In response to these comments Westneat asks:

As for his many friends in politics and the pro sports business community, Do they now see you as a traitor?

Whoa....Hold on now...

TRAITOR?

Did our region’s largest paper really just publish an article introducing that very charged and divisive word?

One of the most obvious tricks in journalism is to pose something in the form of a question as a way of suggesting that there is validity to the idea. For example if I wrote “As for Sonics fans, should we assume that the Mariners still have a lot of influence over the Seattle Times editorial process? everybody would know that it wasn’t really a question right?
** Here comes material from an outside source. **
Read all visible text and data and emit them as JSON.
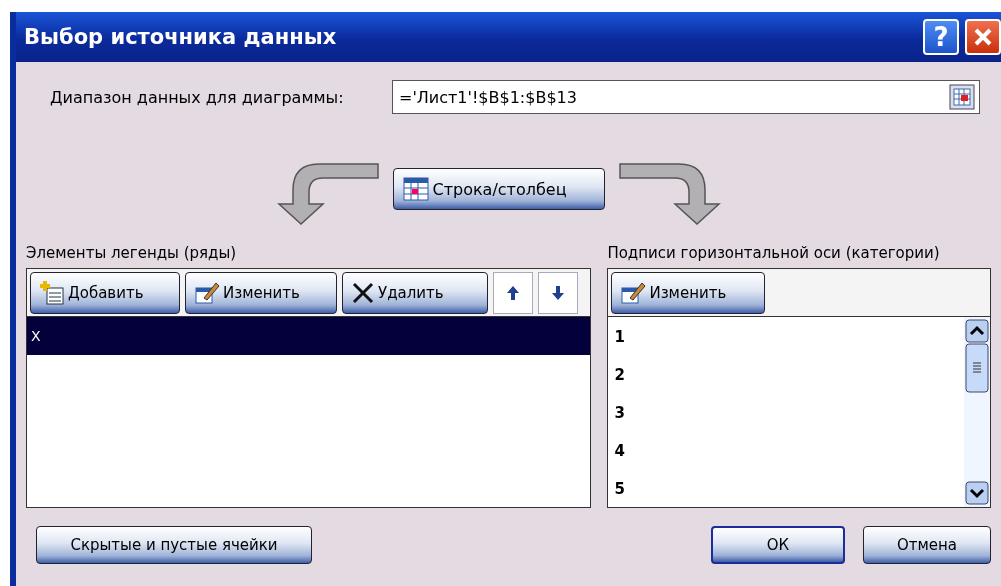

Just reverse the order of “should” and “we” and you’ll get my real meaning.

While these types of accusations have existed in the message boards and on social media for a while it is disturbing to see language of this type inserted into the mainstream discussion by a respected journalist and our regions largest newspaper.

This has gone too far.

We need to find a way to reign it in.

Lets start by acknowledging that the community of fans is a diverse family. We have no control over the people that wind up in that circle and have to accept, or at least tolerate, individuals with values, opinions and actions that often do not align with our own. The fact that we do not always agree with each other does not make anyone traitorous, mean they have bad intentions or even that we dislike each other. Disagreement does not make people the enemy.

Like any family we usually keep these disputes out of sight and between the individuals. We avoid having them erupt into broader conflict or disrupt celebratory events because, after all, nobody wins when a loud argument breaks out at the Thanksgiving dinner table. In this case however we fans have been involved in a loud and disruptive dinner table argument for so long that yelling at each other and making accusations seems to have become the norm. Somehow we’ve gotten to the point where use of the word “traitor” doesn’t really stand out the way it should.

I had a very positive talk over beers with Sonics fan Josh Shea recently and he suggested that because we’ve been at this fight so long many of us have developed the habit of spending too much time explaining the context of our position, airing past grievances, real or imagined even when that context serves no purpose. We discussed the fact that we both ultimately just want the Sonics back and that anyone working to that end should be supported.

This situation reminds me of some advice a mentor offered shortly before I got married. “Holding a family together is often about acceptance, not agreement.” He said. “If you insist on winning all the arguments you may wind up losing the marriage.

That is sound advice for the family of sports fans. There is no victory when fighting among ourselves and we need to find a way to call a truce, end the accusations and get back to talking about box scores. We would be well served if everybody (including myself and our local newspaper) stopped participating in divisive rhetoric to boost readership, drive commentary or demand agreement.

I’m going to take Josh’s advice that perhaps everybody would get along better if we all set that history aside and keep things simple, supporting options cleanly, without so much posturing or extra explanatory language added on to the back end of every statement. Instead I will do my best to resist the urge to fight and win in favor of stating my positions and being comfortable allowing others to disagree. I hope that he and others will join me in that effort.

So here’s where I stand:

  • Craig Kinzer is a fan and champion of the sports community.
  • I do not support the use of attack language in these debates.
  • Everybody involved wants the Sonics to come back.
  • I support the Mariners organization and hope they are successful both on the field and in negotiating a reasonable lease extension.
  • I support OVG and want them to get their building under construction on schedule.
  • I support Chris Hansen and want his street vacation to be approved.
  • I support NHL Seattle and want them to have the most successful expansion franchise in the history of Sports.

It’s as simple as that. If you ask me about those subjects in the future expect brief answers.